A no swimming sign is posted at the park on Lake Flower in Saranac Lake where the original municipal beach was located until the mid-1970s.

A no swimming sign is posted at the park on Lake Flower in Saranac Lake where the original municipal beach was located until the mid-1970s. Photo by Andy Flynn.

— Only four months after joining the Saranac Lake Village Board, Trustee Paul Van Cott is tackling an emotional issue for residents: re-establishing a municipal beach at Lake Flower.

Since the village beach was moved from Lake Flower to Lake Colby in 1976, residents have debated whether it should be moved back to a central location, its original location at Lake Flower. The beach at Lake Flower was closed in order to build the state highway on River Street in the mid-1970s, a stretch of road the Adirondack Daily Enterprise once called a “four-lane drag strip.” (It is no longer four lanes.) The move was by no means popular.

A number of residents have unsuccessfully submitted proposals and petitions to the Village Board over the years to reopen a beach at Lake Flower. The inconvenient distance from downtown and complaints of “duck itch” have plagued Lake Colby’s image and hurt its attendance over the years.

Accessibility has been the main issue, so much so that a bike path was built in 1976 prior to Lake Colby’s opening. But it’s had little effect to gain the hearts and minds of many local swimmers.

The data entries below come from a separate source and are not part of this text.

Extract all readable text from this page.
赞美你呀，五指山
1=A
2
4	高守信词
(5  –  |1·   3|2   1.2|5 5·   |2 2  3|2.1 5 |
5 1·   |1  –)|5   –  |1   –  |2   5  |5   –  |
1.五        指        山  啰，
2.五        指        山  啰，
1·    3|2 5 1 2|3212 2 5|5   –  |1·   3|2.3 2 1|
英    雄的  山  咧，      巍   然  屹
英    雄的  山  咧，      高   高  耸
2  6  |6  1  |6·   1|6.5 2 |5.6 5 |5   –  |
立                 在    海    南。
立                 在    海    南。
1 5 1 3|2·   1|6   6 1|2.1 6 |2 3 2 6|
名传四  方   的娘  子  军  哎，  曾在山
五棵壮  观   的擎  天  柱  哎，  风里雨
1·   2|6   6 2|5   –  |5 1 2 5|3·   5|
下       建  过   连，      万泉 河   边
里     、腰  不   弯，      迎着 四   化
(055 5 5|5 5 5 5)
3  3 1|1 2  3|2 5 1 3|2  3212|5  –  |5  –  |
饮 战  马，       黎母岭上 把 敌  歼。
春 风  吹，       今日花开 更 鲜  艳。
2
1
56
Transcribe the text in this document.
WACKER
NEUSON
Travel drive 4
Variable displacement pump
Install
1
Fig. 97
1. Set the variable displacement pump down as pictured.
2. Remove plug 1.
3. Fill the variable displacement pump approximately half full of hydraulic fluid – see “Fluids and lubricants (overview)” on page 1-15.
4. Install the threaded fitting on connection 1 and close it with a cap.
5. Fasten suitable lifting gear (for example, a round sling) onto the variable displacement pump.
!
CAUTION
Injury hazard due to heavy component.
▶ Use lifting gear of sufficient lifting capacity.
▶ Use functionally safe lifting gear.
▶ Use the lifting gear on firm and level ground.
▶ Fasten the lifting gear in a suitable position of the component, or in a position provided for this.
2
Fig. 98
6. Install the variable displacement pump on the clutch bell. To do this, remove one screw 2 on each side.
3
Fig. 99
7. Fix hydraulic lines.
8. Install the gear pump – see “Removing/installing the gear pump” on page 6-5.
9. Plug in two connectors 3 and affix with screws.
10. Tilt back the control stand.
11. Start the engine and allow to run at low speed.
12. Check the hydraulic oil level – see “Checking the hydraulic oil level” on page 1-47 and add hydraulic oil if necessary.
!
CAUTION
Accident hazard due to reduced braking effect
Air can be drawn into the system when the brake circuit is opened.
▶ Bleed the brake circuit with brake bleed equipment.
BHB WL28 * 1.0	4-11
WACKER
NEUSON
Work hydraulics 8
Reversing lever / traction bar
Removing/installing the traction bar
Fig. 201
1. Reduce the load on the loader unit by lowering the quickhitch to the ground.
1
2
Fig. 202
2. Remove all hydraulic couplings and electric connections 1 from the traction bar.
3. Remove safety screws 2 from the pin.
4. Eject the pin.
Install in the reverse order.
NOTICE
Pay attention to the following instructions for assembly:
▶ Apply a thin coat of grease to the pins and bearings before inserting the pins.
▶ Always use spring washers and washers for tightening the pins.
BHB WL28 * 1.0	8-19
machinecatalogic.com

Yet recent pleas from residents — especially Shawn Boyer — have caught the attention of the current Village Board. Van Cott is now studying whether it’s feasible to move the beach back to Lake Flower.

On Friday, Aug. 3, Van Cott posted a Lake Flower beach update on his Facebook page, stating that the first water quality sample passed state Department of Health standards, “which is good news. Regular water quality sampling would be required to ensure that the beach is safe for swimming.”

Van Cott said he is setting up meetings with officials at the DOH, state Department of Environmental Conservation and state Department of Transportation to explore the regulatory hurdles. Regulation is a field familiar to Van Cott, as he is an attorney at the Adirondack Park Agency.